Burma releases most of its political prisoners. The reformist government of Burma's President Thein Sein is at best a work in progress. The military still dominates the government and shows no willingness to change the constitution to, for example, permit Aung San Suu Kyi to run for president. War crimes committed in the ethnic conflicts in Burma's border regions remain unprosecuted. New violence has erupted against Muslims, particularly the Rohingya minority, led by Buddhist extremists and often tolerated by the security forces, with muted criticism from key national figures such as Aung San Suu Kyi.

But there is important good news. Independent organizations, while still subject to constraints, are flourishing more than at any time in the past 25 years. The media, while still embattled, are more outspoken. And hundreds of political prisoners -- the vast majority -- have been released. Some new people have been charged on political grounds -- a trend that needs to be stopped -- but there is no question that political detention has decreased dramatically in the last year.

Marriage equality is on a roll. It has been legalized in not only 18 U.S. states (and the District of Columbia), which the U.S. government must now recognize, but also in 16 countries, plus parts of Mexico. Governments joining the trend in 2013 were Brazil, France, Uruguay, New Zealand, and Britain (though it has yet to take effect in the latter).

A step forward for the right to health.

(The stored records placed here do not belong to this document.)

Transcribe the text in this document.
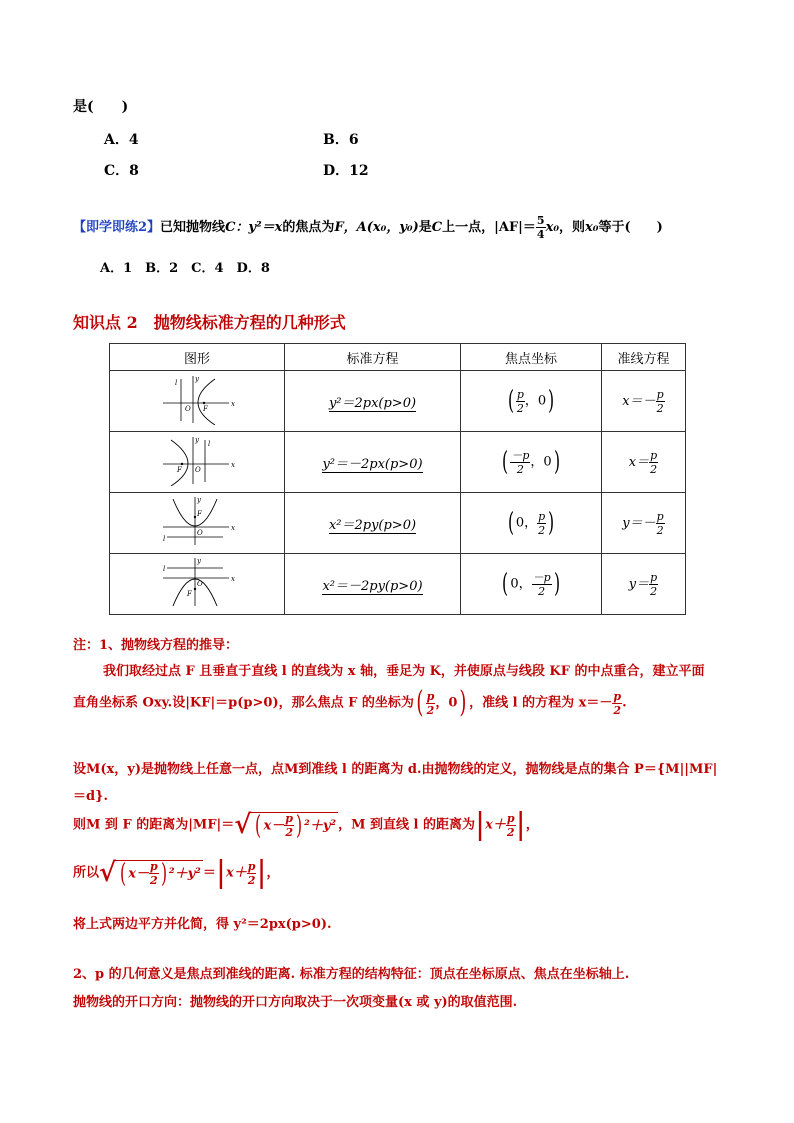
是(　　)
A．4	B．6
C．8	D．12
【即学即练2】已知抛物线C：y²＝x的焦点为F，A(x₀，y₀)是C上一点，$|AF|= \frac{5}{4} x_0$，则x₀等于(　　)
A．1　B．2　C．4　D．8
知识点 2　抛物线标准方程的几种形式
图形	标准方程	焦点坐标	准线方程

x
y
O F
l	y²＝2px(p>0)	( $\frac{p}{2}$ ，0)	$x=- \frac{p}{2}$

x
y
O
F
l	y²＝－2px(p>0)	( $\frac{-p}{2}$ ，0)	$x= \frac{p}{2}$

x
y
O
F
l	x²＝2py(p>0)	( 0， $\frac{p}{2}$ )	$y=- \frac{p}{2}$

x
y
O
F
l	x²＝－2py(p>0)	( 0， $\frac{-p}{2}$ )	$y= \frac{p}{2}$
注：1、抛物线方程的推导：
我们取经过点 F 且垂直于直线 l 的直线为 x 轴，垂足为 K，并使原点与线段 KF 的中点重合，建立平面
直角坐标系 Oxy.设|KF|＝p(p>0)，那么焦点 F 的坐标为( $\frac{p}{2}$ ，0) ，准线 l 的方程为 $x=- \frac{p}{2}$ .
设M(x，y)是抛物线上任意一点，点M到准线 l 的距离为 d.由抛物线的定义，抛物线是点的集合 P＝{M||MF|
＝d}.
则M 到 F 的距离为|MF|＝√ ( $x- \frac{p}{2}$ ) ²＋y² ，M 到直线 l 的距离为$|x+ \frac{p}{2}$ |，
所以√ ( $x- \frac{p}{2}$ ) $^2+y^2 =|x+ \frac{p}{2}$ |，
将上式两边平方并化简，得 y²＝2px(p>0).
2、p 的几何意义是焦点到准线的距离. 标准方程的结构特征：顶点在坐标原点、焦点在坐标轴上.
抛物线的开口方向：抛物线的开口方向取决于一次项变量(x 或 y)的取值范围.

Because of the narrow focus of the U.S. Constitution, most Americans do not realize that international human rights law includes not only civil and political rights but also economic, social, and cultural rights. An example is the right to the highest attainable standard of health. Obamacare might have been much less controversial if more Americans treated access to medical care as a basic human right. But one area where progress was made globally on the right to health involved the danger of mercury poisoning. Much of the world's artisanal gold mining uses mercury to separate gold from ore. Mercury is toxic, and particularly harmful to children. Exposure can cause life-long physical and mental disability. A treaty adopted in October requires governments to eliminate the most dangerous uses of mercury in mining and promote alternative forms of gold processing that do not require mercury.

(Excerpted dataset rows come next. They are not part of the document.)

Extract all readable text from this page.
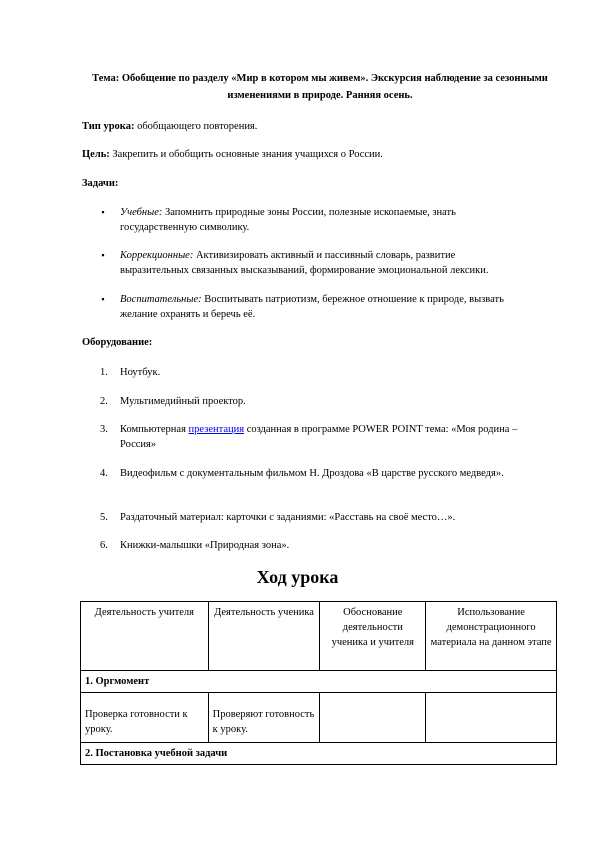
Тема: Обобщение по разделу «Мир в котором мы живем». Экскурсия наблюдение за сезонными изменениями в природе. Ранняя осень.
Тип урока: обобщающего повторения.
Цель: Закрепить и обобщить основные знания учащихся о России.
Задачи:
▪ Учебные: Запомнить природные зоны России, полезные ископаемые, знать государственную символику.
▪ Коррекционные: Активизировать активный и пассивный словарь, развитие выразительных связанных высказываний, формирование эмоциональной лексики.
▪ Воспитательные: Воспитывать патриотизм, бережное отношение к природе, вызвать желание охранять и беречь её.
Оборудование:
1.	Ноутбук.
2.	Мультимедийный проектор.
3.	Компьютерная презентация созданная в программе POWER POINT тема: «Моя родина – Россия»
4.	Видеофильм с документальным фильмом Н. Дроздова «В царстве русского медведя».
5.	Раздаточный материал: карточки с заданиями: «Расставь на своё место…».
6.	Книжки-малышки «Природная зона».
Ход урока
Деятельность учителя	Деятельность ученика	Обоснование деятельности ученика и учителя	Использование демонстрационного материала на данном этапе
1. Оргмомент			
Проверка готовности к уроку.	Проверяют готовность к уроку.		
2. Постановка учебной задачи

An official assessment of Bush's torture policies seems nearer. On his second day in office, Obama pledged to end the Bush administration's "enhanced interrogation techniques" -- the U.S. government's preferred euphemism for torture. But shamefully, Obama has refused to prosecute those who planned and ordered the torture, encouraging future presidents to treat it as a policy option rather than the crime that it is. What's more, Obama has even fought efforts to investigate the torture, and cited the need to preserve state secrets to block victims' civil lawsuits.

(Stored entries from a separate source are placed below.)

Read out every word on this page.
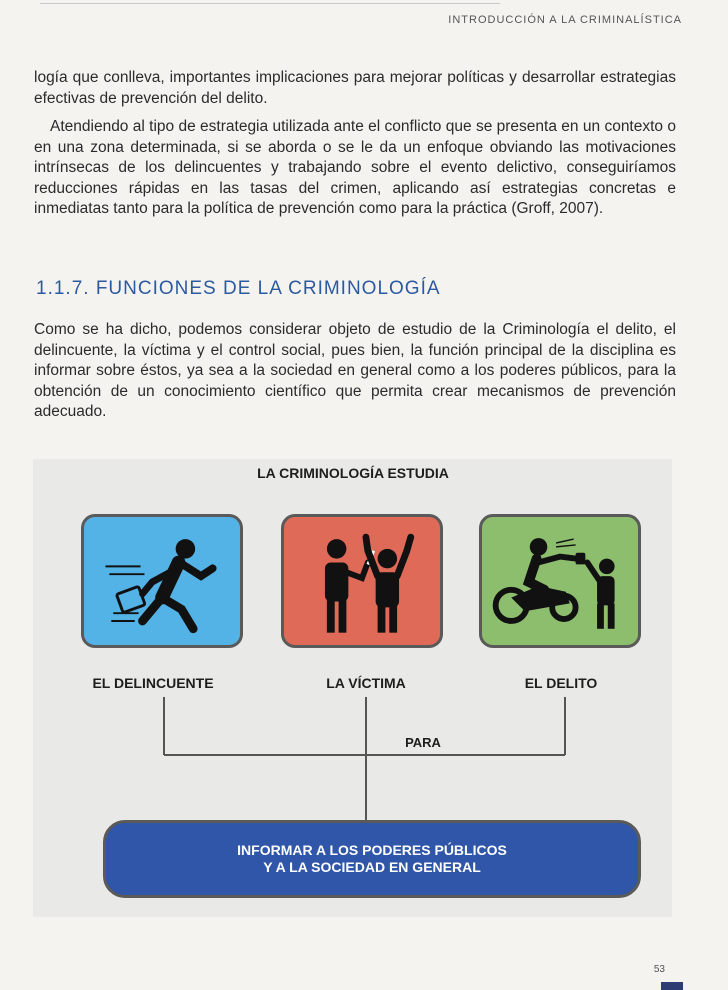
INTRODUCCIÓN A LA CRIMINALÍSTICA

logía que conlleva, importantes implicaciones para mejorar políticas y desarrollar estrategias efectivas de prevención del delito.

Atendiendo al tipo de estrategia utilizada ante el conflicto que se presenta en un contexto o en una zona determinada, si se aborda o se le da un enfoque obviando las motivaciones intrínsecas de los delincuentes y trabajando sobre el evento delictivo, conseguiríamos reducciones rápidas en las tasas del crimen, aplicando así estrategias concretas e inmediatas tanto para la política de prevención como para la práctica (Groff, 2007).

1.1.7. FUNCIONES DE LA CRIMINOLOGÍA

Como se ha dicho, podemos considerar objeto de estudio de la Criminología el delito, el delincuente, la víctima y el control social, pues bien, la función principal de la disciplina es informar sobre éstos, ya sea a la sociedad en general como a los poderes públicos, para la obtención de un conocimiento científico que permita crear mecanismos de prevención adecuado.

LA CRIMINOLOGÍA ESTUDIA
EL DELINCUENTE	LA VÍCTIMA	EL DELITO
PARA
INFORMAR A LOS PODERES PÚBLICOS
Y A LA SOCIEDAD EN GENERAL
53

That has not stopped the Senate Intelligence Committee from conducting an extensive investigation and producing a 6,000-page report. While still classified, it reportedly rejects the CIA's claim that the "enhanced interrogation techniques" yielded key information for the capture of Osama bin Laden or any other information of value, and finds that the CIA lied to Congress, the White House, and the Justice Department about the effectiveness of the program. The CIA (meaning the Obama administration) has been fighting tooth and nail to block publication, even as its own unpublished internal report is said to have reached similar conclusions. But as the year came to a close, this obstructionism seems increasingly to be failing. Senator Dianne Feinstein, the chair of the committee, has said she intends to seek declassification of a 300-page executive summary -- the only accounting for Bush-era torture that we're likely to see anytime soon.